His hard boiled alter-ego was Lew Archer, the sharpest detective on the West Coast for four decades. Ross Macdonald had a way with words, to be sure, but his biggest contribution to the private eye genre was his succinct appraisal of society throughout his creative life.
His characterizations are spot on involving an array of humanity’s archetypes. His depth of psychological insight is vast. He descriptive powers and use of metaphor are strikingly original and give great pleasure, like a woman awakening to her sexual prowess.
I’ve read quite a bit of Macdonald and I’m currently reading an Archer novel published in 1969. If you haven’t tried this lately, pick up one of his books and rediscover gems such as these from The Goodbye Look.
The young pink-haired receptionist turned from the switchboard. The heavy dark lines accenting her eyes made her look like a prisoner peering out through bars.
His eyes and voice were faintly drowsy with the past.

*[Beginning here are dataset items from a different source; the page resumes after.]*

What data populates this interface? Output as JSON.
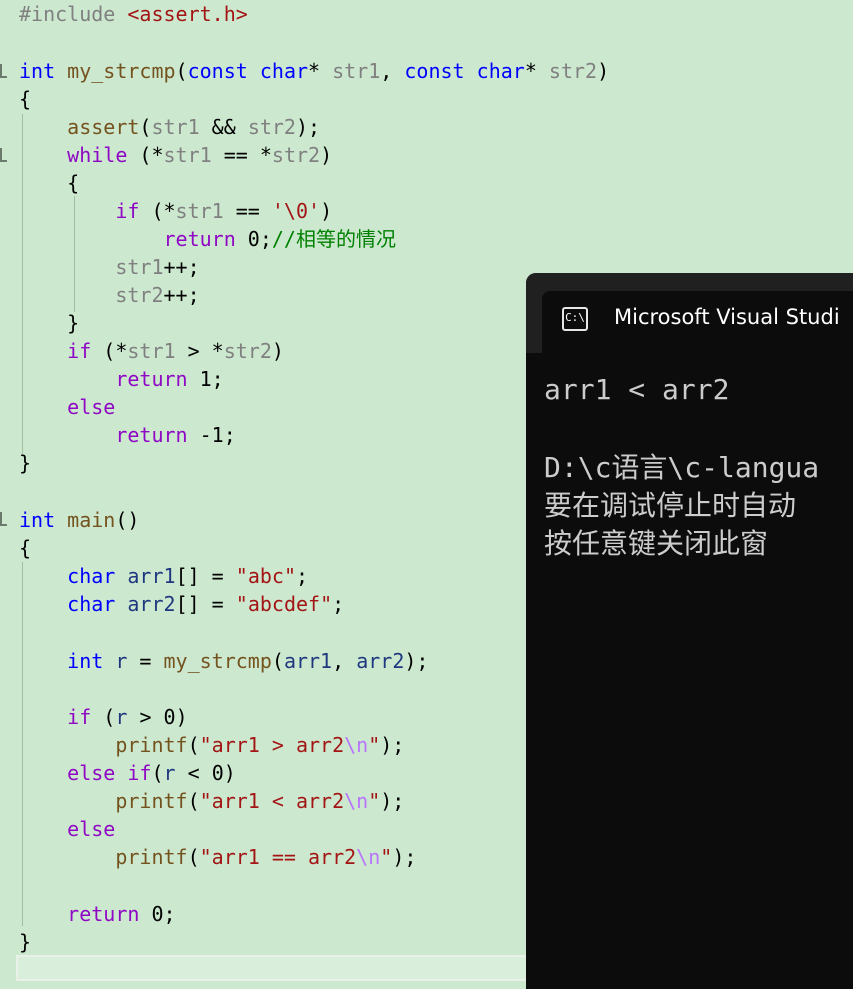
{
  "editor": {
    "include_directive": "#include",
    "include_header": "<assert.h>",
    "kw_int": "int",
    "kw_const": "const",
    "kw_char": "char",
    "kw_while": "while",
    "kw_if": "if",
    "kw_else": "else",
    "kw_return": "return",
    "fn_my_strcmp": "my_strcmp",
    "fn_main": "main",
    "fn_assert": "assert",
    "fn_printf": "printf",
    "param_str1": "str1",
    "param_str2": "str2",
    "var_arr1": "arr1",
    "var_arr2": "arr2",
    "var_r": "r",
    "char_null": "'\\0'",
    "comment_equal": "//相等的情况",
    "str_abc": "\"abc\"",
    "str_abcdef": "\"abcdef\"",
    "str_gt": "\"arr1 > arr2",
    "str_lt": "\"arr1 < arr2",
    "str_eq": "\"arr1 == arr2",
    "escape_n": "\\n",
    "quote_close": "\"",
    "num_0": "0",
    "num_1": "1",
    "num_neg1": "-1"
  },
  "console": {
    "icon_label": "C:\\",
    "title": "Microsoft Visual Studi",
    "output_line": "arr1 < arr2",
    "path_line": "D:\\c语言\\c-langua",
    "msg_line1": "要在调试停止时自动",
    "msg_line2": "按任意键关闭此窗"
  },
  "colors": {
    "editor_bg": "#cce8cf",
    "console_bg": "#0c0c0c",
    "keyword": "#0000ff",
    "control": "#8f08c4",
    "string": "#a31515",
    "comment": "#008000"
  }
}
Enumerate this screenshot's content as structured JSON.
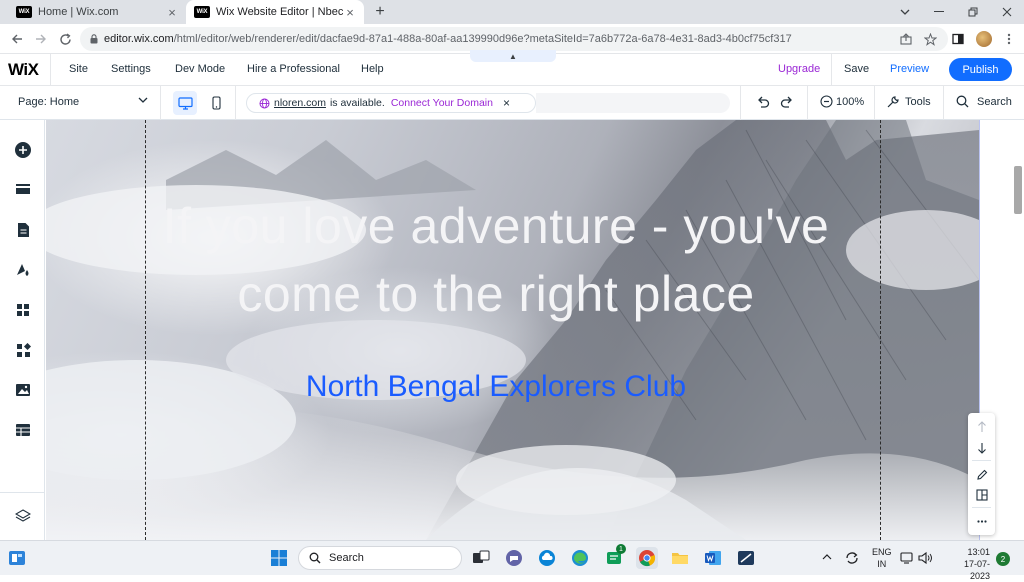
{
  "browser": {
    "tabs": [
      {
        "favicon": "WiX",
        "title": "Home | Wix.com",
        "active": false
      },
      {
        "favicon": "WiX",
        "title": "Wix Website Editor | Nbec",
        "active": true
      }
    ],
    "url": {
      "domain": "editor.wix.com",
      "path": "/html/editor/web/renderer/edit/dacfae9d-87a1-488a-80af-aa139990d96e?metaSiteId=7a6b772a-6a78-4e31-8ad3-4b0cf75cf317"
    }
  },
  "editor": {
    "logo": "WiX",
    "menu": [
      "Site",
      "Settings",
      "Dev Mode",
      "Hire a Professional",
      "Help"
    ],
    "upgrade_label": "Upgrade",
    "save_label": "Save",
    "preview_label": "Preview",
    "publish_label": "Publish",
    "page_selector": "Page: Home",
    "domain_banner": {
      "domain": "nloren.com",
      "status": "is available.",
      "cta": "Connect Your Domain"
    },
    "zoom_label": "100%",
    "tools_label": "Tools",
    "search_label": "Search"
  },
  "canvas": {
    "hero_title_line1": "If you love adventure - you've",
    "hero_title_line2": "come to the right place",
    "club_name": "North Bengal Explorers Club"
  },
  "taskbar": {
    "search_placeholder": "Search",
    "chat_badge": "1",
    "lang_primary": "ENG",
    "lang_secondary": "IN",
    "time": "13:01",
    "date": "17-07-2023",
    "notifications": "2"
  },
  "colors": {
    "wix_blue": "#116dff",
    "wix_purple": "#9a27d5",
    "club_text": "#1a5cff"
  }
}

Pacific Street rose like a slope in purgatory from the poor lower town to a hilltop section of fine old homes.
She laughed a little. Her whole body was dreaming of the past.
She was flushed and brilliant-eyed, as if she was terminating an assignation.
I waited for nearly an hour. The birds in the brush got used to me, and the insects became familiar.
The rectangle of sunlight on the linoleum was lengthening perceptibly, measuring out the afternoon and the movement of the earth.
The yelp of Betty’s horn brought me out of a half-sleep.
Her words touched a closed place in my mind.
ETC., ETC.
What a great joy Ross Macdonald was. He died in 1983.